In 1951, Douglas MacArthur, grand poobah of the armies and supreme egomaniac, announced his retirement by telling Congress, “Old soldiers never die, they just fade away.”
That was then.
Nowadays, old soldiers and politicians and grifters and lawyers fight to their dying breath to not fade away. For example, Rudy Giuliani spent a decade and a half praising himself for having been mayor of New York in 2001 when those two planes took out the twin towers. As Joe Biden famously said, “…There’s only three things [Giuliani] mentions in a sentence — a noun and a verb and 9/11…”
But something new has come up. Giuliani, who more than ever looks and sounds like a rabid chipmunk, has elbowed his way back into the news by becoming the new legal rodent on Donald Trump’s sinking ship, where he’s quickly proven to be even dumber than long-time Trump lawyer Michael Cohen.

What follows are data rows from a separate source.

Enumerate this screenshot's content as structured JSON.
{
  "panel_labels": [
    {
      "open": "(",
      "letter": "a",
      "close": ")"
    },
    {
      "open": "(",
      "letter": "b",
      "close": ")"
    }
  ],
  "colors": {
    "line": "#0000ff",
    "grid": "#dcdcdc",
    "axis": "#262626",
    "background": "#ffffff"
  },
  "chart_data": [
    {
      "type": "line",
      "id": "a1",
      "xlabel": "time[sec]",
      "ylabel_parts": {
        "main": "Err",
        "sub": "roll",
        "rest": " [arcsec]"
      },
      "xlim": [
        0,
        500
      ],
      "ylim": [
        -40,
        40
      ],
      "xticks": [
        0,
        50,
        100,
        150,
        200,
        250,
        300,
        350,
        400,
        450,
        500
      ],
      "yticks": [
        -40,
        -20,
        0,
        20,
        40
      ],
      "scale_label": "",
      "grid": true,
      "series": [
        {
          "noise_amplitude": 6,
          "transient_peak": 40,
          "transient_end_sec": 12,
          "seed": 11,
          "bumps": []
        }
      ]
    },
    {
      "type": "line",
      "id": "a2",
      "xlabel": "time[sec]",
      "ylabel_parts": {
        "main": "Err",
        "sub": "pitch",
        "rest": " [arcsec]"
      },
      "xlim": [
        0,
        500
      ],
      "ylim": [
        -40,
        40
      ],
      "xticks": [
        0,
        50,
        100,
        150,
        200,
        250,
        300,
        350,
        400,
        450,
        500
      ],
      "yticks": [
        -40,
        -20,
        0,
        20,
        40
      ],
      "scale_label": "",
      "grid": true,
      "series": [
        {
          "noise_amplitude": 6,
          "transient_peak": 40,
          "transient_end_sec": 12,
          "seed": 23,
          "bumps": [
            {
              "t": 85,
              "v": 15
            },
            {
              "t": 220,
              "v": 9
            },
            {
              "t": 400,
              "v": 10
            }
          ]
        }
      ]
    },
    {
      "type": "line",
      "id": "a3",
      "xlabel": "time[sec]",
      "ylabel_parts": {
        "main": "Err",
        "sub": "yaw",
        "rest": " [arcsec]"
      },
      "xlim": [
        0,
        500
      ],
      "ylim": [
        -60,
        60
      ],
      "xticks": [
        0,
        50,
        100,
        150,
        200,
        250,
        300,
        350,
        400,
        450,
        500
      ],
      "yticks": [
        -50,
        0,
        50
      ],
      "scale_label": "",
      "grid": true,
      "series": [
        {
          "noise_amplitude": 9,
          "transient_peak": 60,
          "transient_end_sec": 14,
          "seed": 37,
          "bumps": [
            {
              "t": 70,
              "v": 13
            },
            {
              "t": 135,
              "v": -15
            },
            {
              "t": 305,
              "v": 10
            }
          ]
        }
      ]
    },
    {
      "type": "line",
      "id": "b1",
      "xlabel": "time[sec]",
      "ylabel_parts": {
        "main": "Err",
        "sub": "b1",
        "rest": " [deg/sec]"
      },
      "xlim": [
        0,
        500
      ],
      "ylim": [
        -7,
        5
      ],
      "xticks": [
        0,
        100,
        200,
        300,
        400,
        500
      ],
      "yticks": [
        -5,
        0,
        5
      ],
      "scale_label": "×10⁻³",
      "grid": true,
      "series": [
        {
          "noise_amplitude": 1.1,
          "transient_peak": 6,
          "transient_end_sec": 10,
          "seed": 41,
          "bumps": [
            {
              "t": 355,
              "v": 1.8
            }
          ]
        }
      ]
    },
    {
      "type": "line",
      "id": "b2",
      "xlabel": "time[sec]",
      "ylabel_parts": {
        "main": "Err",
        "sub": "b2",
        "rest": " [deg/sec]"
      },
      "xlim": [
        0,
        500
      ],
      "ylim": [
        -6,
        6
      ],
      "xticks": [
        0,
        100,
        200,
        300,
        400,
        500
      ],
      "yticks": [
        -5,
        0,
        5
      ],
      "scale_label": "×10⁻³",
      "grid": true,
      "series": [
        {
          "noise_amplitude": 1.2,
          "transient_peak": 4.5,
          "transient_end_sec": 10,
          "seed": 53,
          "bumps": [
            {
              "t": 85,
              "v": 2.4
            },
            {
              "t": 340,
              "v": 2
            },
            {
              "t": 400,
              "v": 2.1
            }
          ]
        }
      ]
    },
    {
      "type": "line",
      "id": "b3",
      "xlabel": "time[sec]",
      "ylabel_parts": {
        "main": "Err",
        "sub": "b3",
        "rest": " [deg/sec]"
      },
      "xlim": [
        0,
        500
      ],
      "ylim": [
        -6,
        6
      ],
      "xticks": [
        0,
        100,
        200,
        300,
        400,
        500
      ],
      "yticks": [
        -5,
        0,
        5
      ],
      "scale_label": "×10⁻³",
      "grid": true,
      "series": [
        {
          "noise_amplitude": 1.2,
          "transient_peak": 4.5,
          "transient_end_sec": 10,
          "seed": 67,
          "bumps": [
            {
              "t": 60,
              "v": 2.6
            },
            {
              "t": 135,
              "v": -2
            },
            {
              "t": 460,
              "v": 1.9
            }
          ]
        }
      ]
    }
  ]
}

On Wednesday night, Giuliani told Fox News talking head and Trump ass-wipe Sean Hannity that Trump had reimbursed Cohen for the $130,000 Cohen said he gave porn star Stormy Daniels to keep her from going public about having an affair with Trump. This, of course, directly contradicted Trump’s claim that he knew nothing about a payoff to Daniels.
Stormy’s hired gun Michael Avenatti reacted to Giuliani’s remarks by telling CNN “I said it weeks ago, I’m going to say it again: Mr. Trump will not serve out his term. No way. No how. He will be forced to ultimately resign. This is a bombshell.”
A bombshell Trump set off by scraping the bottom of the barrel to find a lawyer who will delay the inevitable. Giuliani is doing the opposite. We should thank him for not fading away.